California gubernatorial hopeful Caitlyn Jenner has joined a lawsuit to stop incumbent Gov. Gavin Newsom from being designated a "Democrat" on ballots in the upcoming recall election.
Jenner announced on Tuesday that she and her gubernatorial campaign filed a motion to intervene in the lawsuit Newsom filed against California's secretary of state attempting to get the "Democrat" label affixed to his name on ballots. Jenner said she joined the lawsuit "to ensure the laws governing the recall election are enforced and uniformly applied," adding that California Secretary of State Shirley Weber, a Newsom appointee, "likely will not mount a robust, good-faith defense against Newsom's request for preferential treatment."
"Throughout his time as governor, Gavin Newsom has always believed he is above the law," Jenner said. "Whether it was when he shut us down while he lived it up at the French Laundry or when he prevented our children from in-person classroom learning while he sent his own children to in-person classrooms at a private school, this is another example of the hypocrisy of Gavin Newsom."
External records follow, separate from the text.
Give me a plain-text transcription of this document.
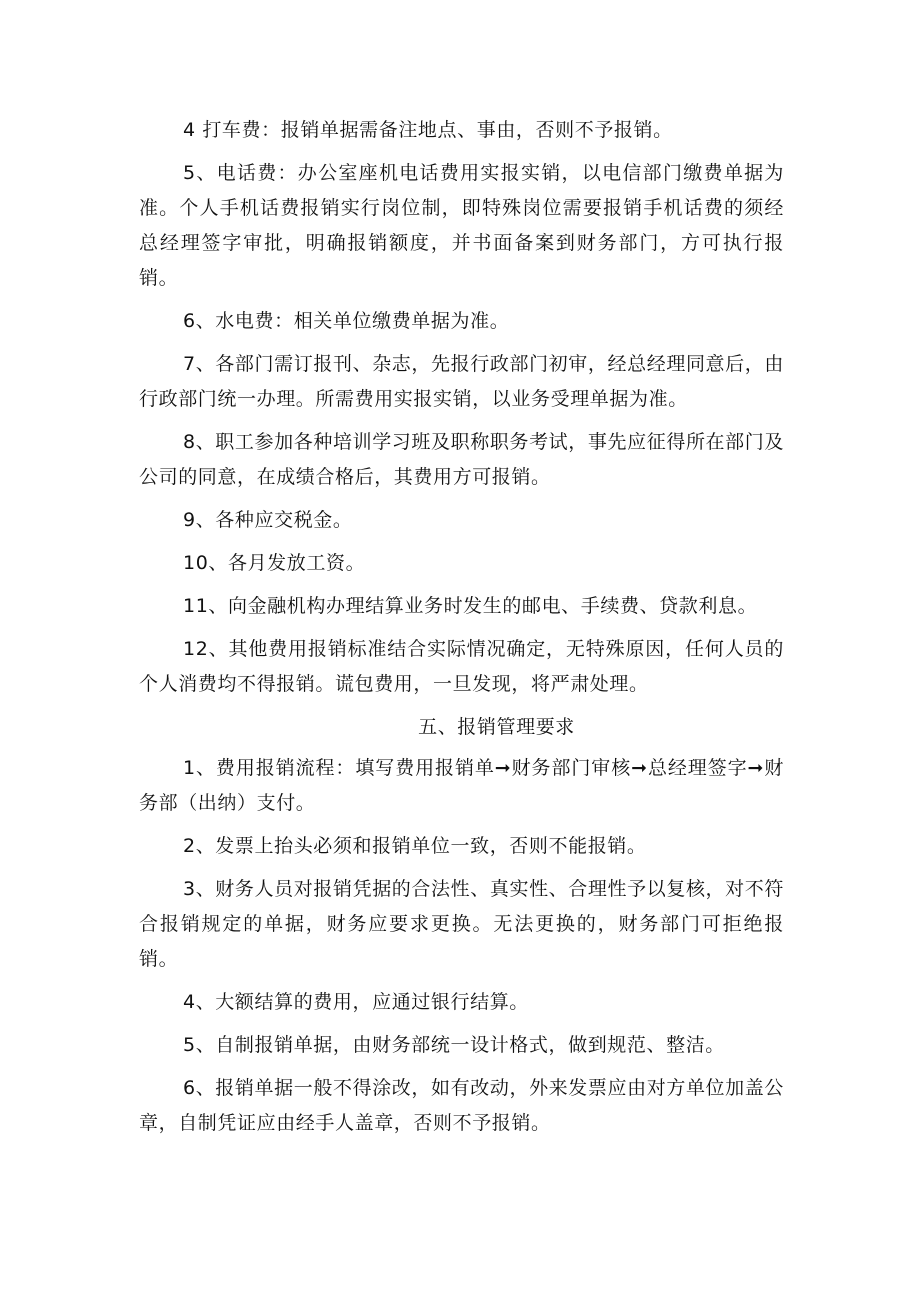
4 打车费：报销单据需备注地点、事由，否则不予报销。

5、电话费：办公室座机电话费用实报实销，以电信部门缴费单据为准。个人手机话费报销实行岗位制，即特殊岗位需要报销手机话费的须经总经理签字审批，明确报销额度，并书面备案到财务部门，方可执行报销。

6、水电费：相关单位缴费单据为准。

7、各部门需订报刊、杂志，先报行政部门初审，经总经理同意后，由行政部门统一办理。所需费用实报实销，以业务受理单据为准。

8、职工参加各种培训学习班及职称职务考试，事先应征得所在部门及公司的同意，在成绩合格后，其费用方可报销。

9、各种应交税金。

10、各月发放工资。

11、向金融机构办理结算业务时发生的邮电、手续费、贷款利息。

12、其他费用报销标准结合实际情况确定，无特殊原因，任何人员的个人消费均不得报销。谎包费用，一旦发现，将严肃处理。

五、报销管理要求

1、费用报销流程：填写费用报销单➞财务部门审核➞总经理签字➞财务部（出纳）支付。

2、发票上抬头必须和报销单位一致，否则不能报销。

3、财务人员对报销凭据的合法性、真实性、合理性予以复核，对不符合报销规定的单据，财务应要求更换。无法更换的，财务部门可拒绝报销。

4、大额结算的费用，应通过银行结算。

5、自制报销单据，由财务部统一设计格式，做到规范、整洁。

6、报销单据一般不得涂改，如有改动，外来发票应由对方单位加盖公章，自制凭证应由经手人盖章，否则不予报销。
Last Tuesday, Newsom sued California's top elections chief to get his party affiliation on his recall ballot later in 2021, claiming there was a mistake made while creating the paperwork for the recall ballot in 2020 that removed his party affiliation.
"Petitioner is beneficially interested in ensuring that his party preference election appears on the recall ballot as provided in Elections Code section 11320 to ensure that voters are able to make a more informed choice when deciding how to vote in the upcoming recall election," the filing read.
While Newsom's filing claimed Weber had the authority to change Newsom's ballot designation since a date had not been set for the election and she did not certify the recall, the state's lieutenant governor announced on Thursday the recall has been scheduled for Sept. 14, and the recall has since been certified.
It was originally believed that a recall election would take place in October, but state lawmakers, many of whom believe Newsom would benefit from a speedy recall, passed a bill on June 28 moving up Newsom's recall date.
Assembly Bill 152, which has passed the Assembly as well as a Senate committee, would "allow the Secretary of State to certify the sufficiency of the signatures before the Joint Legislative Budget Committee has had 30 days to review and comment on the estimate if the Legislature has appropriated funds it determines are reasonably necessary to conduct the recall election and has designated funds for that purpose in the Budget Act or another statute."
Under current state law, the Department of Finance issues a cost estimate, and then the Joint Legislative Budget Committee has 30 days to review and comment on the costs.
While Newsom suffered low approval ratings amid shuttered businesses and stringent restrictions at the height of the COVID-19 pandemic, causing organizers to amass in excess of 1.7 million signatures on behalf of the effort to recall him, the governor's approval ratings have bounced back as the state has moved toward reopening.
Along with Jenner, several Republican candidates are running to unseat Newsom. Former San Diego Mayor Kevin Faulconer entered the race in February, and Assemblyman Kevin Kiley announced his candidacy Tuesday.